I then set implementation intentions and pre-decided that Saturday morning was for getting some of my Montessori training essays done (at least two) and then do some spiritual purification. I actually did a full on half-hour long guided meditation to energetically and emotionally cleanse myself, among other things. It's hard to get myself to decide to do something like that, once the weekend actually roles around and I'm physically and emotionally exhausted, but deciding in advance what I would do and when, made it much easier (though still far from perfect, for example I didn't get the essays done until the afternoon) in addition to just a few minutes of some other meditations and techniques to help clean myself.

This is something I postulated was important, and it seems to be confirmed. I've heard many of my friends who do therapy, or energy work, or even massage, mention that they have to clean themselves after a day of working with clients. some of what they work with is like cleaning mud off people, and in doing so, eventually you get mud on you, and you need to make sure to give yourself a shower at the end of the day. I think teaching is like that. You are interacting with all of these people, some of which have a lot of emotional mud on them, and you're trying to help clean it off, direct them towards better choices, build self esteem, comfort, be compassionate, problem solve, inspire, discipline. It is sometimes like trying to clean off some very sticky mud from someone. A cleaning job that you have to work at for weeks and months, perhaps years.

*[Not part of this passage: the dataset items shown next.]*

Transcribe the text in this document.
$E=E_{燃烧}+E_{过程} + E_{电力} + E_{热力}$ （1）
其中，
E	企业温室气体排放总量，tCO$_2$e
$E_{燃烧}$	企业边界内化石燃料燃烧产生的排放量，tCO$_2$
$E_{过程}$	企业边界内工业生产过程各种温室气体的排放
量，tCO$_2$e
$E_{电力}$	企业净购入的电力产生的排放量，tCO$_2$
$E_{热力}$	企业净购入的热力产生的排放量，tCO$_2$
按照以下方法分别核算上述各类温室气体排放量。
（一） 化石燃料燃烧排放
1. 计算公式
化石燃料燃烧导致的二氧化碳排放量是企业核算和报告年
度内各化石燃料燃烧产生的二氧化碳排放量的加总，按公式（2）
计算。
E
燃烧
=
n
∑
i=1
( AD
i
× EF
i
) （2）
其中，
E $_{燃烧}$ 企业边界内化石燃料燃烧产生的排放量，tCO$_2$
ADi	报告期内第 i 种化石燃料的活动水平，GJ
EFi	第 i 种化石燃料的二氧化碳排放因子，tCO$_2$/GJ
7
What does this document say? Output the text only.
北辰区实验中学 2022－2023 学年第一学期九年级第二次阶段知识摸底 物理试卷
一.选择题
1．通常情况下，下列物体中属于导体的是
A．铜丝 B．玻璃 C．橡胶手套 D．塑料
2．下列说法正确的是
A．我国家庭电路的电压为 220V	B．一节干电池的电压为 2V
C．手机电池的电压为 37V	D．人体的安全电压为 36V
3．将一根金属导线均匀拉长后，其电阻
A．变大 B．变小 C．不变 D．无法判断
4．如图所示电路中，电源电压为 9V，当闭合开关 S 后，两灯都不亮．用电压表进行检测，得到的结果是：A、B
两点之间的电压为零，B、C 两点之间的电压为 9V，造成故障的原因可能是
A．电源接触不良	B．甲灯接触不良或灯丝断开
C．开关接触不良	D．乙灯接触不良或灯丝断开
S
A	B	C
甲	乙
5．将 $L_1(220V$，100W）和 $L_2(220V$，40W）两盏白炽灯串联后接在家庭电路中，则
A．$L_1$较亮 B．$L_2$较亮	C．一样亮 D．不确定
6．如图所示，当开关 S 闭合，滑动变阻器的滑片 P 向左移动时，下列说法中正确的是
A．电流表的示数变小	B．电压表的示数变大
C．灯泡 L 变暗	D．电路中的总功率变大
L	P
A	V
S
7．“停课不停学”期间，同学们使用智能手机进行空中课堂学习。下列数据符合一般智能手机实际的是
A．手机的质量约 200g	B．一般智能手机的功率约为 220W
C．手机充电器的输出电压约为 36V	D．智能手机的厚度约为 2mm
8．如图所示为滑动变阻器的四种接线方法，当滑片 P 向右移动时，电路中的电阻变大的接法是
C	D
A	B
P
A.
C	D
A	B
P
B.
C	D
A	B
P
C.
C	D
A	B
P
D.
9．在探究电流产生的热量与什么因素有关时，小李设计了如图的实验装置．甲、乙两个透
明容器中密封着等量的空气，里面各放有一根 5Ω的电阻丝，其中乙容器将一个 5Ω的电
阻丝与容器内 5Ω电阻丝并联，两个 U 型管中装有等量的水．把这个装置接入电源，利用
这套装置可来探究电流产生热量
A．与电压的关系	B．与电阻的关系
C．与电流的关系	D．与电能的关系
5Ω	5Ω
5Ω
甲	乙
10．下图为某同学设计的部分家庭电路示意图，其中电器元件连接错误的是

When I realized that my own energy was getting dirty and I started doing something about it, it made a big difference. It's still a super intense, demanding job, I still feel anxiety sometimes, and I am tired and brain-fried by the end of the day. But taking even a little bit of time, to consciously do things that clean me up, emotionally, energetically, makes a very big difference in the quality of my life.

Which means I can be more present and compassionate for the kids, and have more energy to do the seemingly endless tasks that need doing. And have a bit more energy for facing the truly challenging tasks.

But it's just the first week of this, so perhaps too soon to tell. For now I'll keep working at it, since it seems to be doing good things.

And I can't wait for Thanksgiving, and even more so, Christmas break. Oh how I crave a longer weekend. If you are a new teacher or know a new teacher, the first year being really intense is a real thing. (and I've heard that can continue to be intense through the second year as well), be compassionate with them/yourself.